Et si les opticiens et les orthoptistes se plaçaient en premier recours de la santé oculaire ? Dans un courrier envoyé aux adhérents du Syndicat national des ophtalmologistes de France (Snof), qu’Acuité s’est procuré, son président le Dr. Thierry Bour appelle ses confrères à participer à la manifestation du 15 mars prochain. Pour quelles raisons ? « Il y a le problème général de la loi Santé de Marisol Touraine, que tout le monde commence à bien connaître, mais depuis quelques jours il s’y ajoute une problématique particulière à l’Ophtalmologie », souligne-t-il.
En effet, comme nous vous en parlions ce matin, une mission Igas a été nommée afin de faire des propositions pour le plan de santé oculaire à la suite de l’évincement des professions de santé de la loi Macron. Et les auditions ont commencé : « Dans ce cadre, le ministère de la Santé fait des propositions encore jamais vues et qui seraient incorporées dans la loi Touraine pour entrer dans ce qu’il appelle les ‘pratiques avancées’ », assure le Dr. Thierry Bour.

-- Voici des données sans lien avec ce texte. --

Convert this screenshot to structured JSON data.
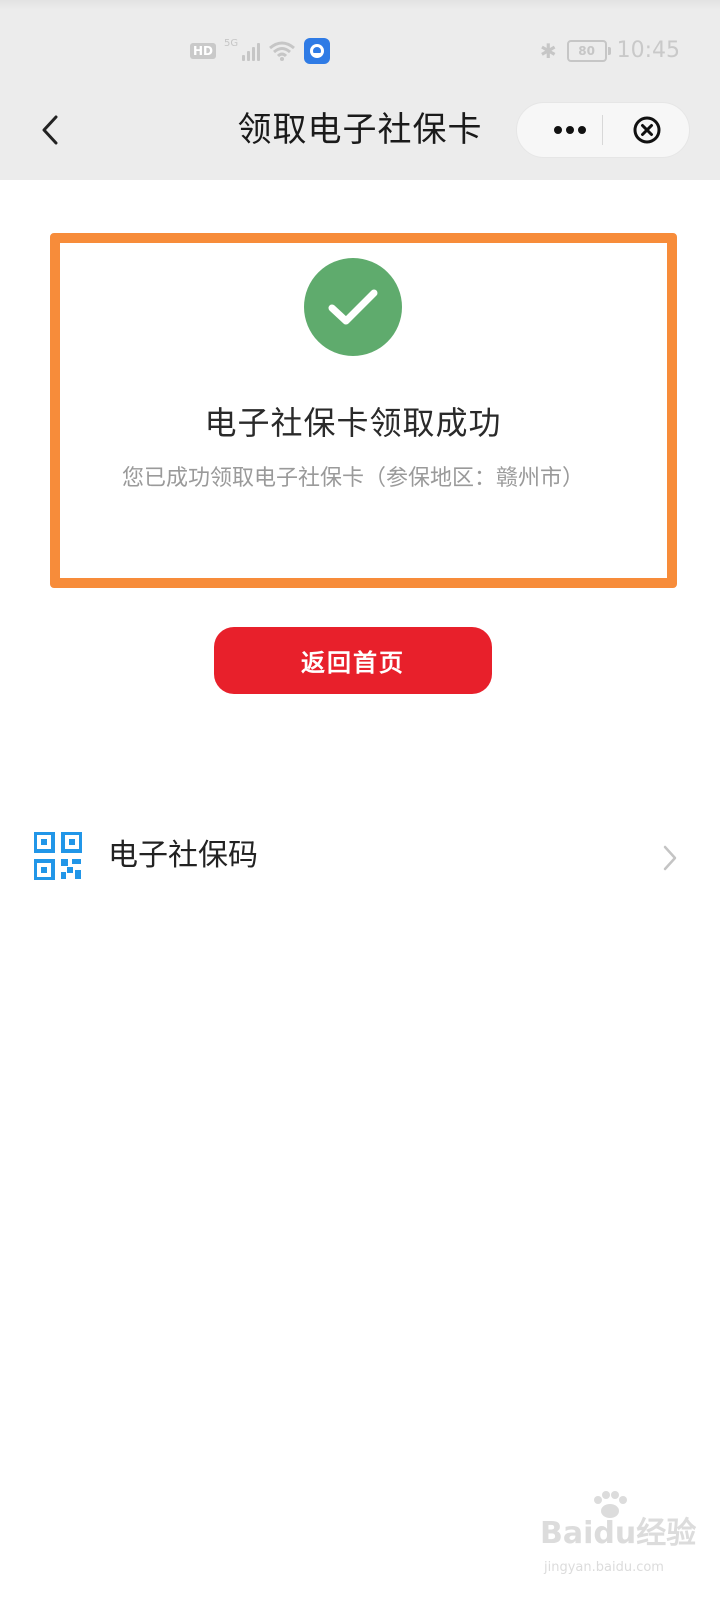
{
  "status_bar": {
    "hd_label": "HD",
    "network_label": "5G",
    "battery": "80",
    "time": "10:45"
  },
  "nav": {
    "title": "领取电子社保卡"
  },
  "success": {
    "title": "电子社保卡领取成功",
    "description": "您已成功领取电子社保卡（参保地区：赣州市）"
  },
  "actions": {
    "home_label": "返回首页"
  },
  "list": {
    "items": [
      {
        "label": "电子社保码",
        "icon": "qr-code-icon"
      }
    ]
  },
  "colors": {
    "accent_red": "#e8202b",
    "success_green": "#5fab6d",
    "highlight_orange": "#f78c3a",
    "qr_blue": "#2196e8"
  },
  "watermark": {
    "brand": "Baidu经验",
    "url": "jingyan.baidu.com"
  }
}
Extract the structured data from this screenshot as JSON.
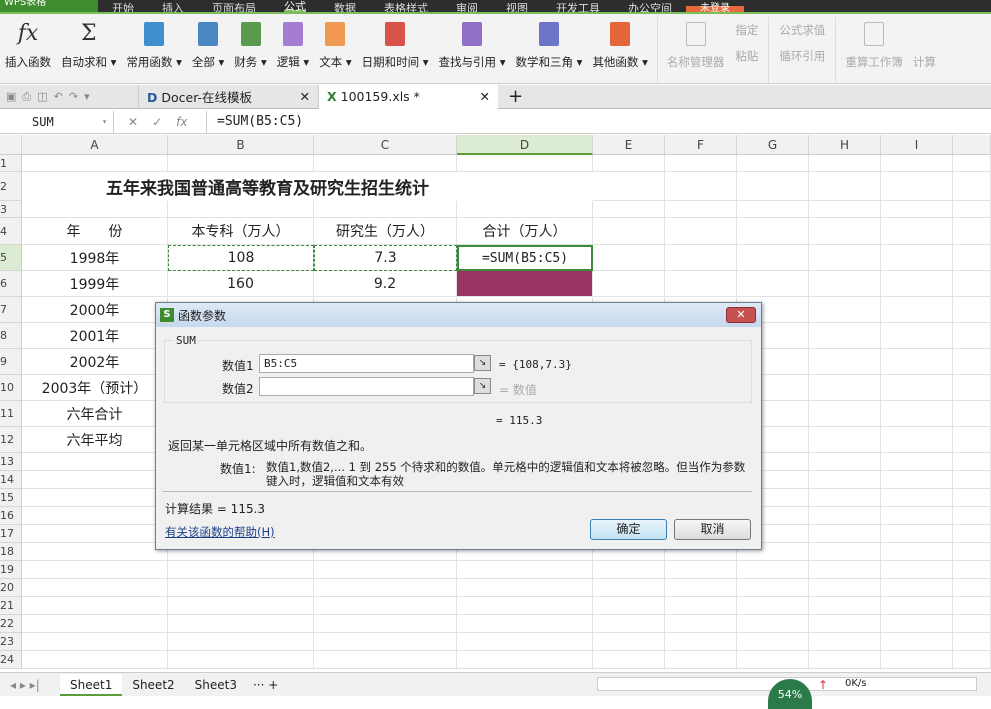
{
  "menu": {
    "app": "WPS表格",
    "tabs": [
      "开始",
      "插入",
      "页面布局",
      "公式",
      "数据",
      "表格样式",
      "审阅",
      "视图",
      "开发工具",
      "办公空间"
    ],
    "active": "公式",
    "login": "未登录"
  },
  "ribbon": {
    "insert_function": "插入函数",
    "autosum": "自动求和",
    "groups": [
      {
        "label": "常用函数",
        "color": "#3f8fcf"
      },
      {
        "label": "全部",
        "color": "#4a86c4"
      },
      {
        "label": "财务",
        "color": "#5a9a4e"
      },
      {
        "label": "逻辑",
        "color": "#a57dd0"
      },
      {
        "label": "文本",
        "color": "#ef9a50"
      },
      {
        "label": "日期和时间",
        "color": "#d9534a"
      },
      {
        "label": "查找与引用",
        "color": "#9370c8"
      },
      {
        "label": "数学和三角",
        "color": "#6b74c6"
      },
      {
        "label": "其他函数",
        "color": "#e5663a"
      }
    ],
    "name_manager": "名称管理器",
    "specify": "指定",
    "paste": "粘贴",
    "formula_eval": "公式求值",
    "circular_ref": "循环引用",
    "recalc_workbook": "重算工作簿",
    "calc": "计算"
  },
  "doc_tabs": [
    {
      "label": "Docer-在线模板"
    },
    {
      "label": "100159.xls *"
    }
  ],
  "formula_bar": {
    "name_box": "SUM",
    "formula": "=SUM(B5:C5)"
  },
  "columns": [
    "A",
    "B",
    "C",
    "D",
    "E",
    "F",
    "G",
    "H",
    "I"
  ],
  "rows": [
    "1",
    "2",
    "3",
    "4",
    "5",
    "6",
    "7",
    "8",
    "9",
    "10",
    "11",
    "12",
    "13",
    "14",
    "15",
    "16",
    "17",
    "18",
    "19",
    "20",
    "21",
    "22",
    "23",
    "24"
  ],
  "sheet": {
    "title": "五年来我国普通高等教育及研究生招生统计",
    "headers": [
      "年　　份",
      "本专科（万人）",
      "研究生（万人）",
      "合计（万人）"
    ],
    "data": [
      [
        "1998年",
        "108",
        "7.3",
        "=SUM(B5:C5)"
      ],
      [
        "1999年",
        "160",
        "9.2",
        ""
      ],
      [
        "2000年",
        "",
        "",
        ""
      ],
      [
        "2001年",
        "",
        "",
        ""
      ],
      [
        "2002年",
        "",
        "",
        ""
      ],
      [
        "2003年（预计）",
        "",
        "",
        ""
      ],
      [
        "六年合计",
        "",
        "",
        ""
      ],
      [
        "六年平均",
        "",
        "",
        ""
      ]
    ]
  },
  "dialog": {
    "title": "函数参数",
    "function": "SUM",
    "arg1_label": "数值1",
    "arg1_value": "B5:C5",
    "arg1_result": "= {108,7.3}",
    "arg2_label": "数值2",
    "arg2_value": "",
    "arg2_result": "= 数值",
    "result_line": "= 115.3",
    "description": "返回某一单元格区域中所有数值之和。",
    "arg_help_label": "数值1:",
    "arg_help": "数值1,数值2,... 1 到 255 个待求和的数值。单元格中的逻辑值和文本将被忽略。但当作为参数键入时，逻辑值和文本有效",
    "calc_result": "计算结果 = 115.3",
    "help_link": "有关该函数的帮助(H)",
    "ok": "确定",
    "cancel": "取消"
  },
  "sheets": [
    "Sheet1",
    "Sheet2",
    "Sheet3"
  ],
  "active_sheet": "Sheet1",
  "status": {
    "percent": "54%",
    "speed": "0K/s"
  }
}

Les opticiens et les orthoptistes en première ligne ?
Quelles seraient alors ces propositions ? Au grand désarroi des ophtalmologistes, le passage de la durée de validité de l’ordonnance à 5 ans pourrait resurgir et les opticiens se verraient confier l’apprentissage des lentilles de contact. « Pour les orthoptistes, c’est encore pire », écrit le Snof en expliquant qu’ils pourraient réaliser « des actes d’orthoptie en dehors des cabinets d’ophtalmologie sans prescription médicale » et obtiendraient « l’autorisation de prescrire des dispositifs médicaux et enfin l’adaptation des prescriptions de lunettes dans le cadre d’un renouvellement pendant 5 ans ! ». « L’objectif étant d’autonomiser les orthoptistes en dehors des cabinets d’ophtalmologie et qu’ils s’occupent du premier recours ! », s’insurge le président du syndicat des ophtalmologistes.
Nouveau rapport de force avec le ministère et les orthoptistes
« Nous sommes partis dans un rapport de force. Une fois de plus, notre spécialité est en première ligne des attaques ! », continue le Dr. Thierry Bour dans son courrier en affirmant que « Bercy reste à l’affût pour réintroduire les optométristes si l’occasion se présente ». C’est pourquoi, selon lui, « il faut que les ophtalmologistes apparaissent clairement dans le cortège ! ».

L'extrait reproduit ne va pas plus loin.